To tie the brown sweater in with the green dress, I added this green brooch which I think may be from the 1930s. Since I wore it, Beau managed to knock a rhinestone loose on it, and then lose that rhinestone. Boo. Oh well. So it goes, especially with old, costume pieces like this one.
In keeping with the green and brown, earth tones, I wore this green hair clip. I got it at a drug store decades ago, and am really surprised by how often it seems a good match for an outfit.
I added these sweet, little earrings, which I think are paste and brass, and, again, probably from the 1930s.

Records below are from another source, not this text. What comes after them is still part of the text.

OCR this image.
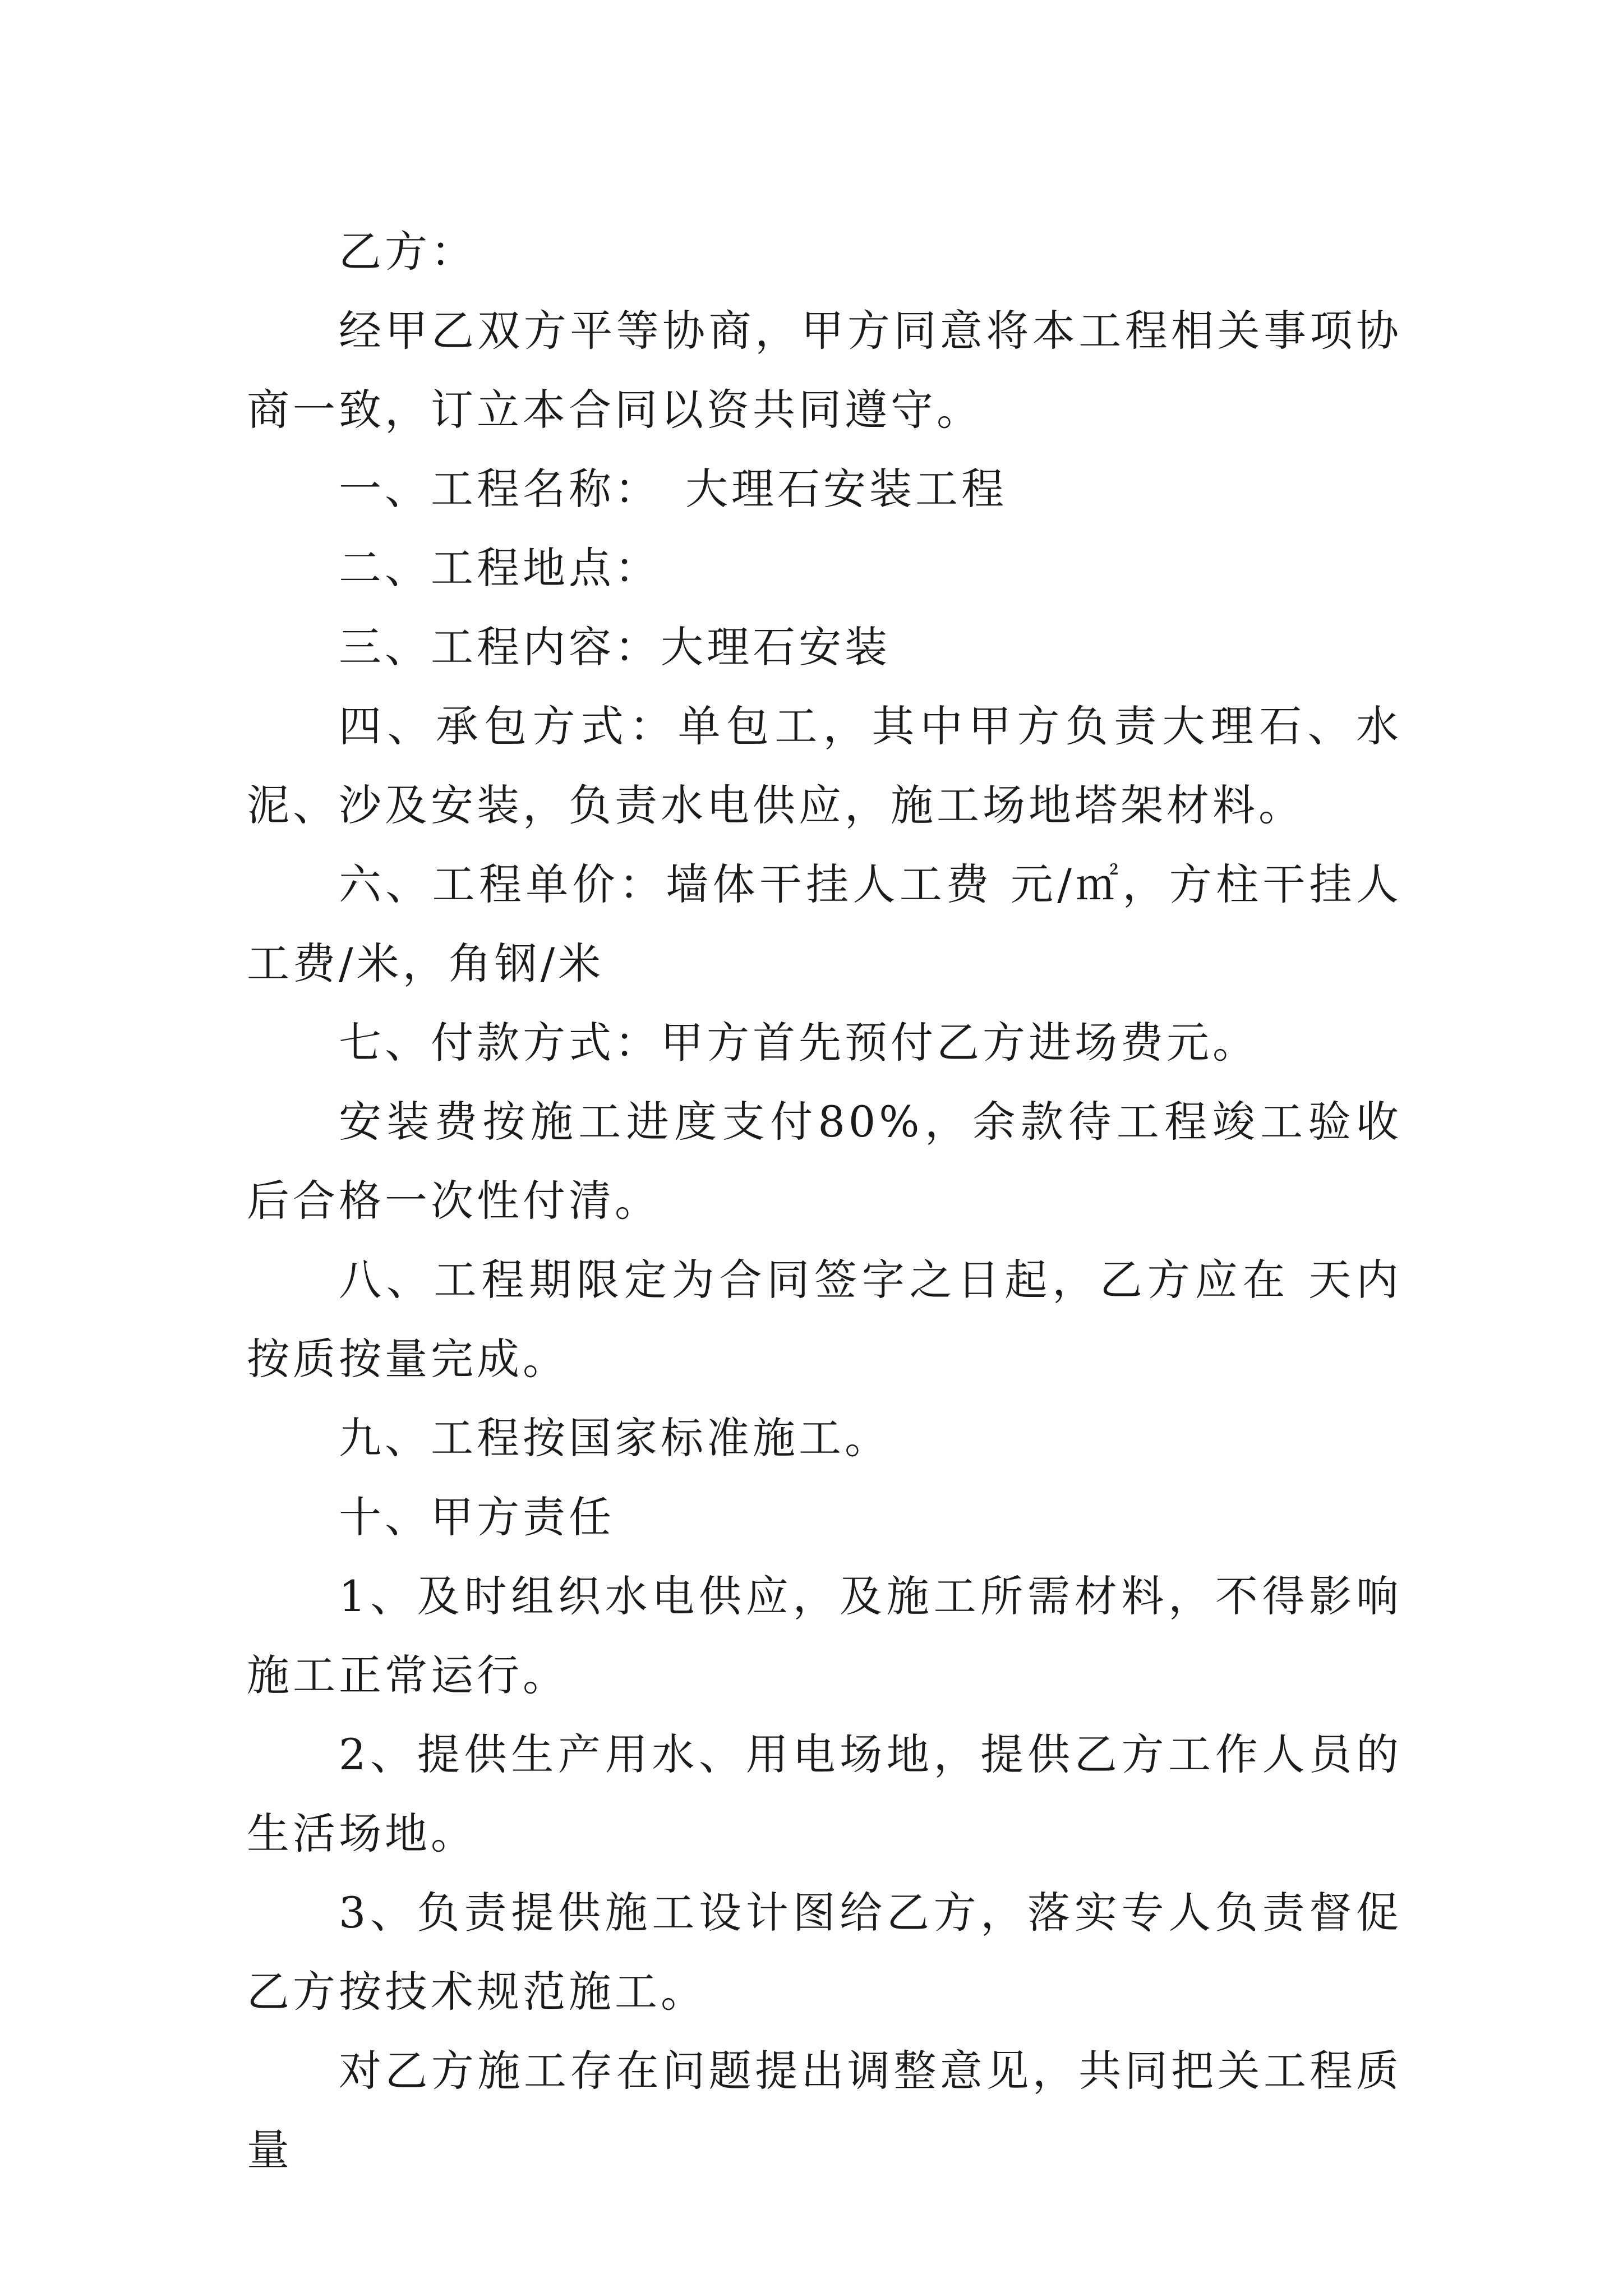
乙方：

经甲乙双方平等协商，甲方同意将本工程相关事项协商一致，订立本合同以资共同遵守。

一、工程名称：　大理石安装工程

二、工程地点：

三、工程内容：大理石安装

四、承包方式：单包工，其中甲方负责大理石、水泥、沙及安装，负责水电供应，施工场地塔架材料。

六、工程单价：墙体干挂人工费 元/㎡，方柱干挂人工费/米，角钢/米

七、付款方式：甲方首先预付乙方进场费元。

安装费按施工进度支付80%，余款待工程竣工验收后合格一次性付清。

八、工程期限定为合同签字之日起，乙方应在 天内按质按量完成。

九、工程按国家标准施工。

十、甲方责任

1、及时组织水电供应，及施工所需材料，不得影响施工正常运行。

2、提供生产用水、用电场地，提供乙方工作人员的生活场地。

3、负责提供施工设计图给乙方，落实专人负责督促乙方按技术规范施工。

对乙方施工存在问题提出调整意见，共同把关工程质量
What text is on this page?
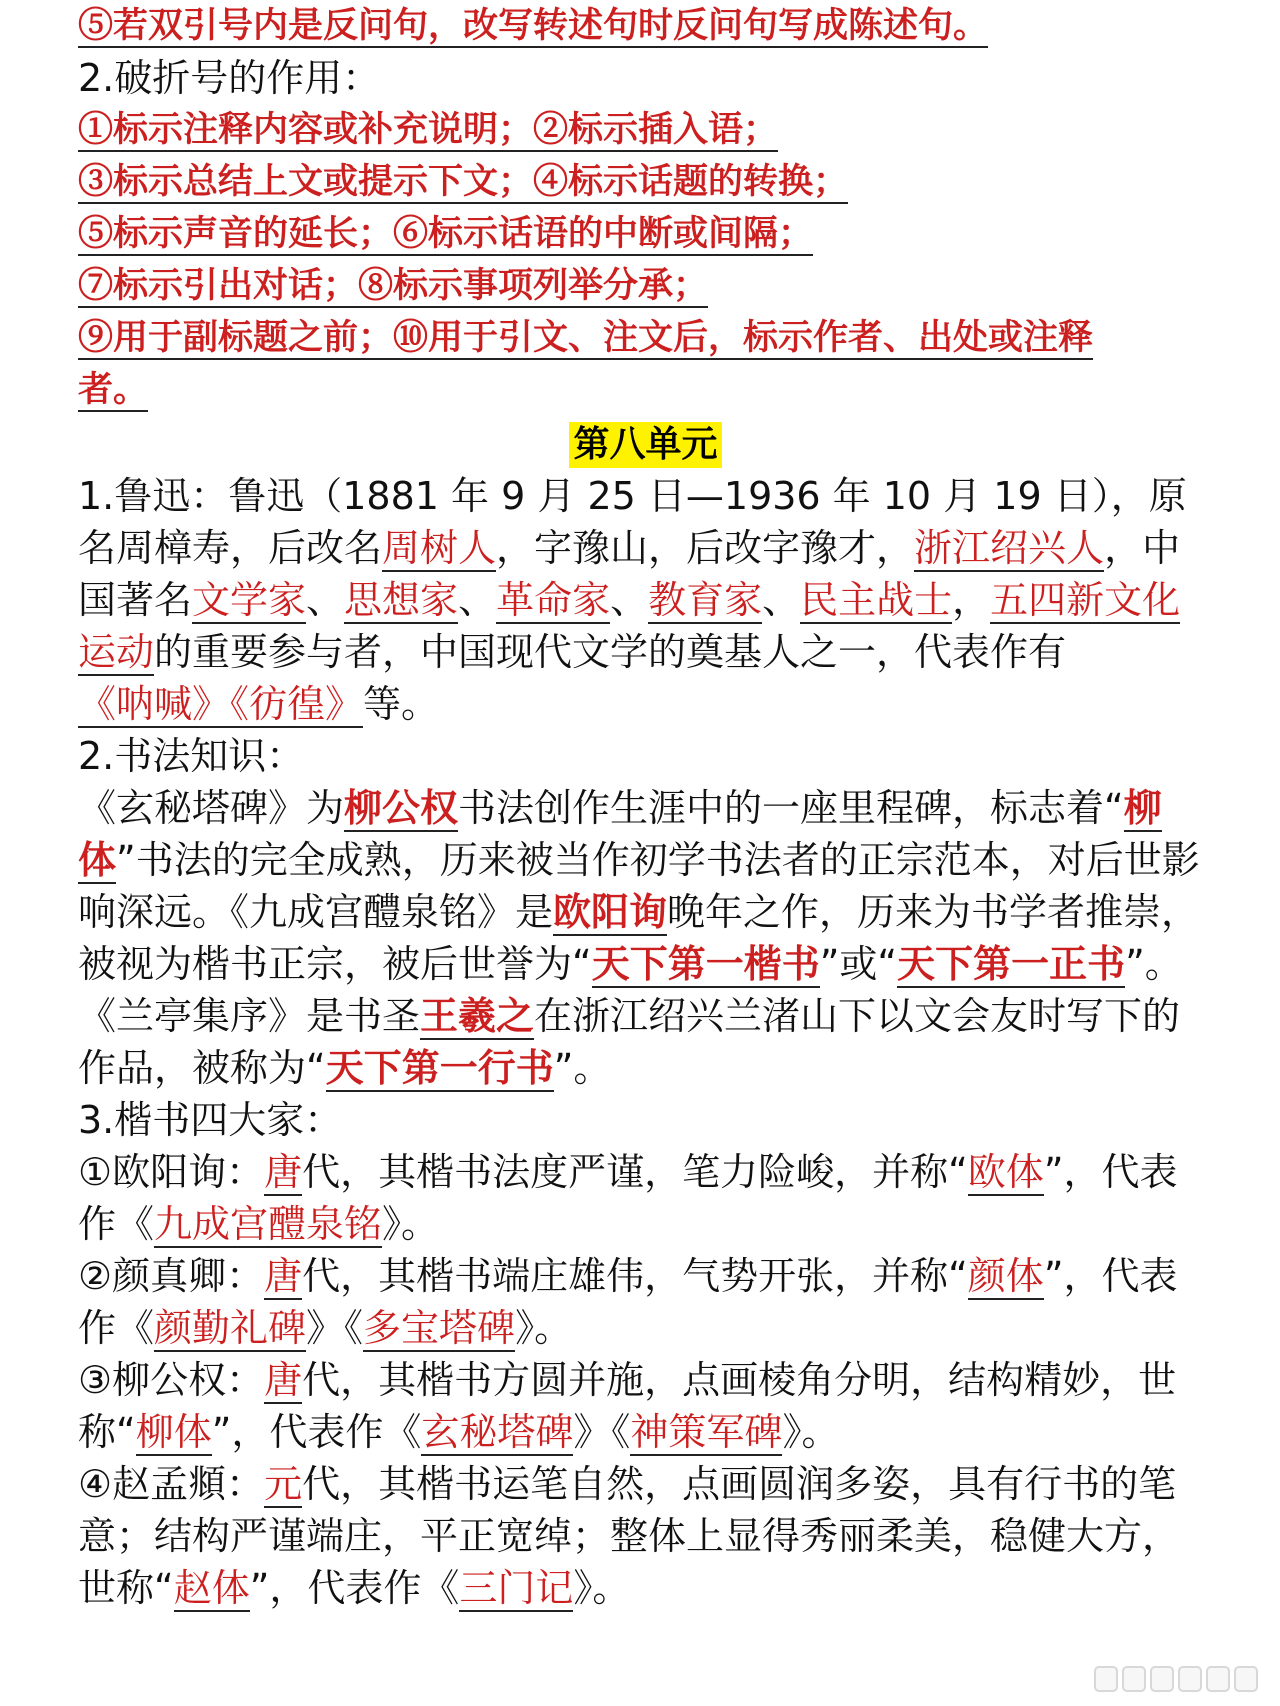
⑤若双引号内是反问句，改写转述句时反问句写成陈述句。

2.破折号的作用：

①标示注释内容或补充说明；②标示插入语；

③标示总结上文或提示下文；④标示话题的转换；

⑤标示声音的延长；⑥标示话语的中断或间隔；

⑦标示引出对话；⑧标示事项列举分承；

⑨用于副标题之前；⑩用于引文、注文后，标示作者、出处或注释

者。

第八单元

1.鲁迅：鲁迅（1881 年 9 月 25 日—1936 年 10 月 19 日），原名周樟寿，后改名周树人，字豫山，后改字豫才，浙江绍兴人，中国著名文学家、思想家、革命家、教育家、民主战士，五四新文化运动的重要参与者，中国现代文学的奠基人之一，代表作有《呐喊》《彷徨》等。

2.书法知识：

《玄秘塔碑》为柳公权书法创作生涯中的一座里程碑，标志着“柳体”书法的完全成熟，历来被当作初学书法者的正宗范本，对后世影响深远。《九成宫醴泉铭》是欧阳询晚年之作，历来为书学者推崇，被视为楷书正宗，被后世誉为“天下第一楷书”或“天下第一正书”。《兰亭集序》是书圣王羲之在浙江绍兴兰渚山下以文会友时写下的作品，被称为“天下第一行书”。

3.楷书四大家：

①欧阳询：唐代，其楷书法度严谨，笔力险峻，并称“欧体”，代表作《九成宫醴泉铭》。

②颜真卿：唐代，其楷书端庄雄伟，气势开张，并称“颜体”，代表作《颜勤礼碑》《多宝塔碑》。

③柳公权：唐代，其楷书方圆并施，点画棱角分明，结构精妙，世称“柳体”，代表作《玄秘塔碑》《神策军碑》。

④赵孟頫：元代，其楷书运笔自然，点画圆润多姿，具有行书的笔意；结构严谨端庄，平正宽绰；整体上显得秀丽柔美，稳健大方，世称“赵体”，代表作《三门记》。
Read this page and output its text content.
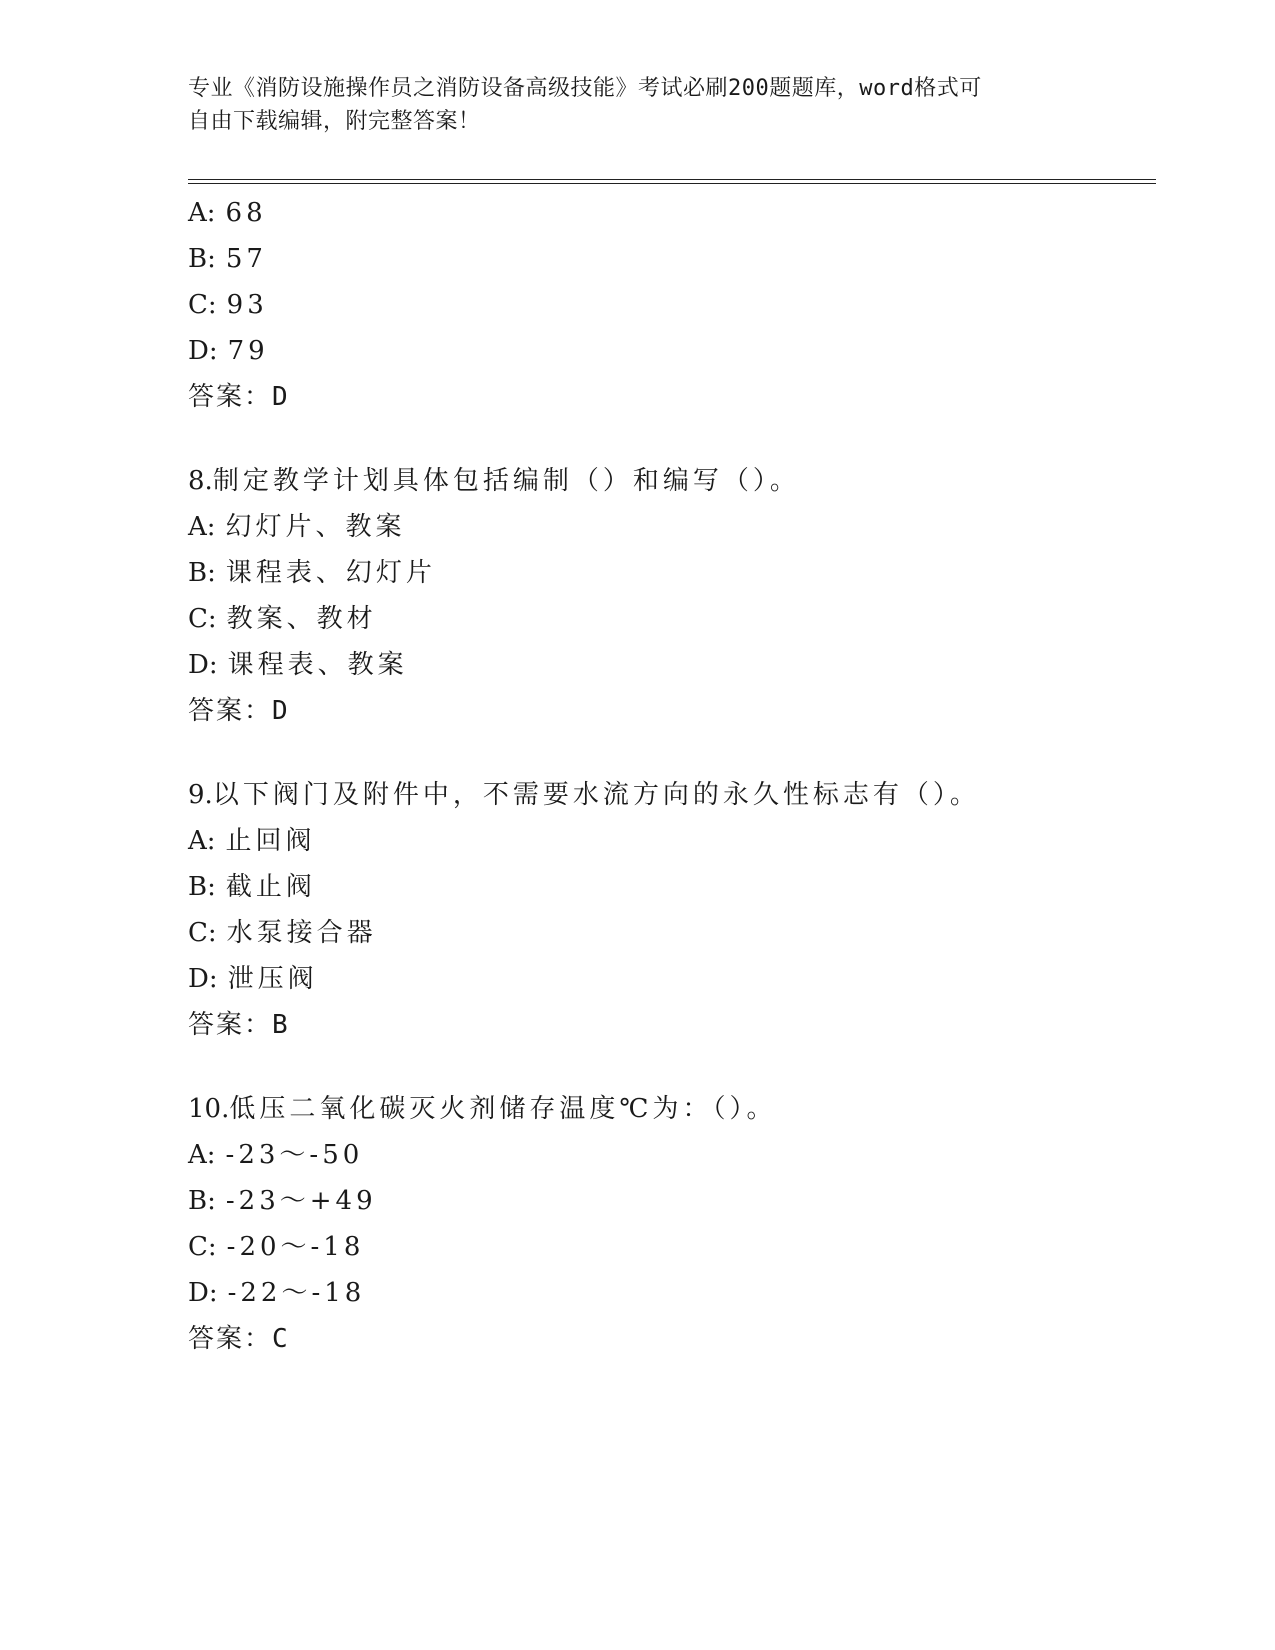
专业《消防设施操作员之消防设备高级技能》考试必刷200题题库，word格式可
自由下载编辑，附完整答案！
A: 68
B: 57
C: 93
D: 79
答案：D
8.制定教学计划具体包括编制（）和编写（）。
A: 幻灯片、教案
B: 课程表、幻灯片
C: 教案、教材
D: 课程表、教案
答案：D
9.以下阀门及附件中，不需要水流方向的永久性标志有（）。
A: 止回阀
B: 截止阀
C: 水泵接合器
D: 泄压阀
答案：B
10.低压二氧化碳灭火剂储存温度℃为：（）。
A: -23～-50
B: -23～+49
C: -20～-18
D: -22～-18
答案：C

As with many earrings made in the first half of the 20th century, these charmers have screw backs. As much as I adore vintage jewelry, which is a lot, I do find screw backs to be such a bother! I do think twice and even thrice before buying them because I know I'll seldom wear them. But, whenever I do wear them, I like the really authentic touch they add to my outfits. Even just screwing the in place makes me feel like I've travelled back in time.
Overall, I felt that my look was a success. It made me feel lovely, and harmonized with nature in a playful way.
I felt like this little girl, becoming one with nature ...
Me, on the left, 6 years old |
... in Massachusetts, in the Adirondacks, on the west coast of Canada, and in the Kootenay mountains. Wherever there is natural beauty, I can make myself at home ...
... but I prefer my home, the one I have chosen for myself after a lifetime of being moved around. My land is a chosen land, and it's one of the best decisions I ever made.
(I'm sharing this with Not Dressed as Lamb, and Not Dead Yet Style.)